Falcon 9 rocket launch
SpaceX CEO Elon Musk announced changes were made to the Falcon 9 rocket (pictured here). A Falcon 9 exploded last month during a test flight. Wikicommons

A satellite that was the brainchild of former Vice President Al Gore and once-panned by Republicans was readied Saturday for a Sunday liftoff. “GoreSat,” the 1,250-pound satellite officially named the Deep Space Climate Observatory, was set to lift off Sunday from Cape Canaveral Air Force Station in Florida at 6:10 p.m. Sunday.

The New York Times reported Gore postponed the project after the merit of the plan was questioned by congressional Republicans who called the satellite a waste of resources. “It’s been a long wait,” said Gore, who has been championing the project for 17 years.
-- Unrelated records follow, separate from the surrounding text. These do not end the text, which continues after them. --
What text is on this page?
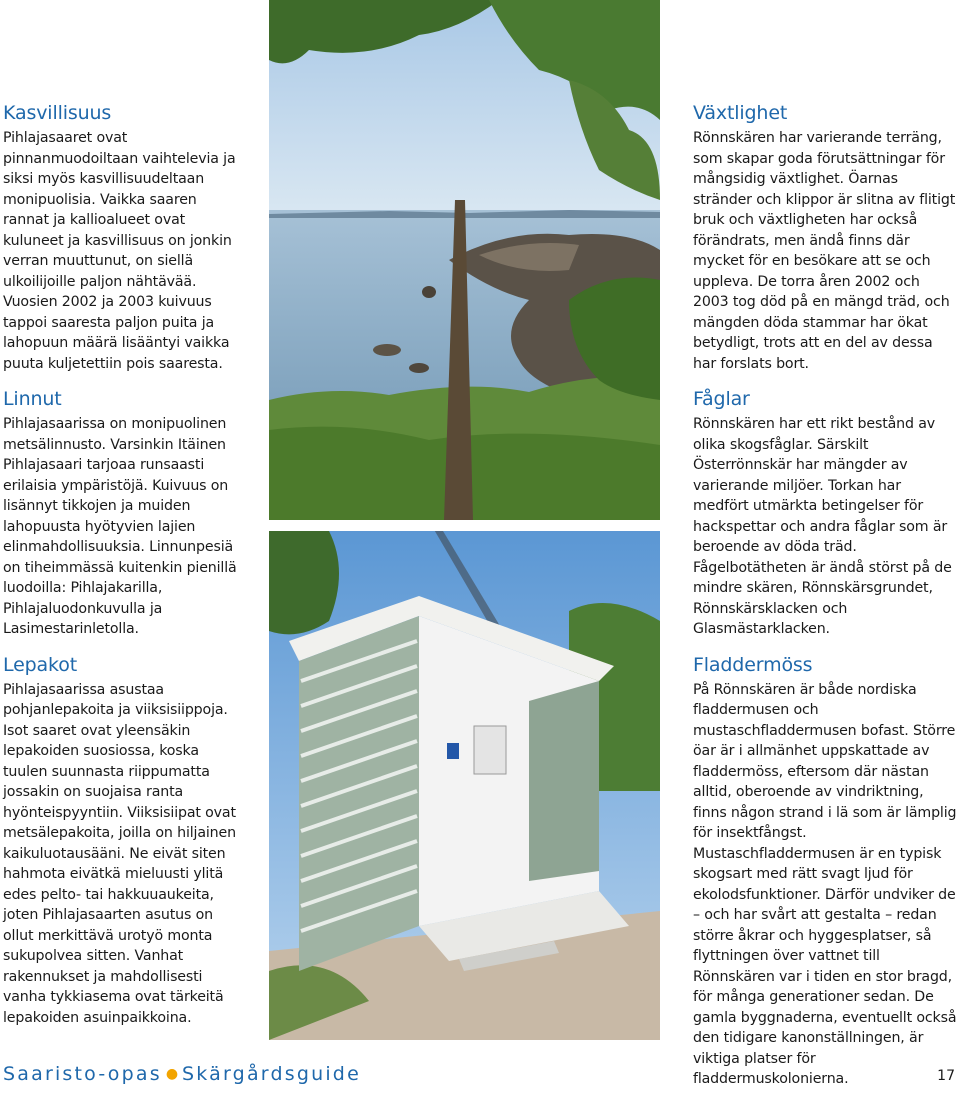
Kasvillisuus

Pihlajasaaret ovat pinnanmuodoiltaan vaihtelevia ja siksi myös kasvillisuudeltaan monipuolisia. Vaikka saaren rannat ja kallioalueet ovat kuluneet ja kasvillisuus on jonkin verran muuttunut, on siellä ulkoilijoille paljon nähtävää. Vuosien 2002 ja 2003 kuivuus tappoi saaresta paljon puita ja lahopuun määrä lisääntyi vaikka puuta kuljetettiin pois saaresta.

Linnut

Pihlajasaarissa on monipuolinen metsälinnusto. Varsinkin Itäinen Pihlajasaari tarjoaa runsaasti erilaisia ympäristöjä. Kuivuus on lisännyt tikkojen ja muiden lahopuusta hyötyvien lajien elinmahdollisuuksia. Linnunpesiä on tiheimmässä kuitenkin pienillä luodoilla: Pihlajakarilla, Pihlajaluodonkuvulla ja Lasimestarinletolla.

Lepakot

Pihlajasaarissa asustaa pohjanlepakoita ja viiksisiippoja. Isot saaret ovat yleensäkin lepakoiden suosiossa, koska tuulen suunnasta riippumatta jossakin on suojaisa ranta hyönteispyyntiin. Viiksisiipat ovat metsälepakoita, joilla on hiljainen kaikuluotausääni. Ne eivät siten hahmota eivätkä mieluusti ylitä edes pelto- tai hakkuuaukeita, joten Pihlajasaarten asutus on ollut merkittävä urotyö monta sukupolvea sitten. Vanhat rakennukset ja mahdollisesti vanha tykkiasema ovat tärkeitä lepakoiden asuinpaikkoina.

Växtlighet

Rönnskären har varierande terräng, som skapar goda förutsättningar för mångsidig växtlighet. Öarnas stränder och klippor är slitna av flitigt bruk och växtligheten har också förändrats, men ändå finns där mycket för en besökare att se och uppleva. De torra åren 2002 och 2003 tog död på en mängd träd, och mängden döda stammar har ökat betydligt, trots att en del av dessa har forslats bort.

Fåglar

Rönnskären har ett rikt bestånd av olika skogsfåglar. Särskilt Österrönnskär har mängder av varierande miljöer. Torkan har medfört utmärkta betingelser för hackspettar och andra fåglar som är beroende av döda träd. Fågelbotätheten är ändå störst på de mindre skären, Rönnskärsgrundet, Rönnskärsklacken och Glasmästarklacken.

Fladdermöss

På Rönnskären är både nordiska fladdermusen och mustaschfladdermusen bofast. Större öar är i allmänhet uppskattade av fladdermöss, eftersom där nästan alltid, oberoende av vindriktning, finns någon strand i lä som är lämplig för insektfångst. Mustaschfladdermusen är en typisk skogsart med rätt svagt ljud för ekolodsfunktioner. Därför undviker de – och har svårt att gestalta – redan större åkrar och hyggesplatser, så flyttningen över vattnet till Rönnskären var i tiden en stor bragd, för många generationer sedan. De gamla byggnaderna, eventuellt också den tidigare kanonställningen, är viktiga platser för fladdermuskolonierna.

Saaristo-opas ● Skärgårdsguide	17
The satellite will ride atop a Falcon 9 rocket built by Space Exploration Technologies, or SpaceX. Last month, the Falcon 9 booster tests failed. The rocket could not remain upright as it descended and exploded. SpaceX CEO Elon Musk said changes have been made to the rocket to ensure Sunday’s Falcon 9 has a smooth flight.

The satellite, which is also referred to as Dscovr is being launched to observe solar storms. According to Douglas A. Biesecker, a solar physicist at the National Oceanic and Atmospheric Administration’s Space Weather Prediction Center in Boulder, Colorado, and a Dscovr program scientist, the satellite will be able to track particles from solar storms that could potentially affect Earth’s power grids through electrical currents. “What it’s doing is ensuring we have that measurement,” Biesecker said, adding that such electrical currents could potentially cause continentwide blackouts.

When Gore began his project, he didn’t realize how integral the satellite would be for solar storm tracking. He aimed to take pictures of Earth that would show the planet fully illuminated, unlike pictures taken by Apollo astronauts where the Earth is partly in shadow, and could be used for educational purposes.

“It’s been 43 year since anyone has been far enough out into space to take such a photograph,” he said. “That’s when I began thinking about how we could get others that would be equally inspiring.”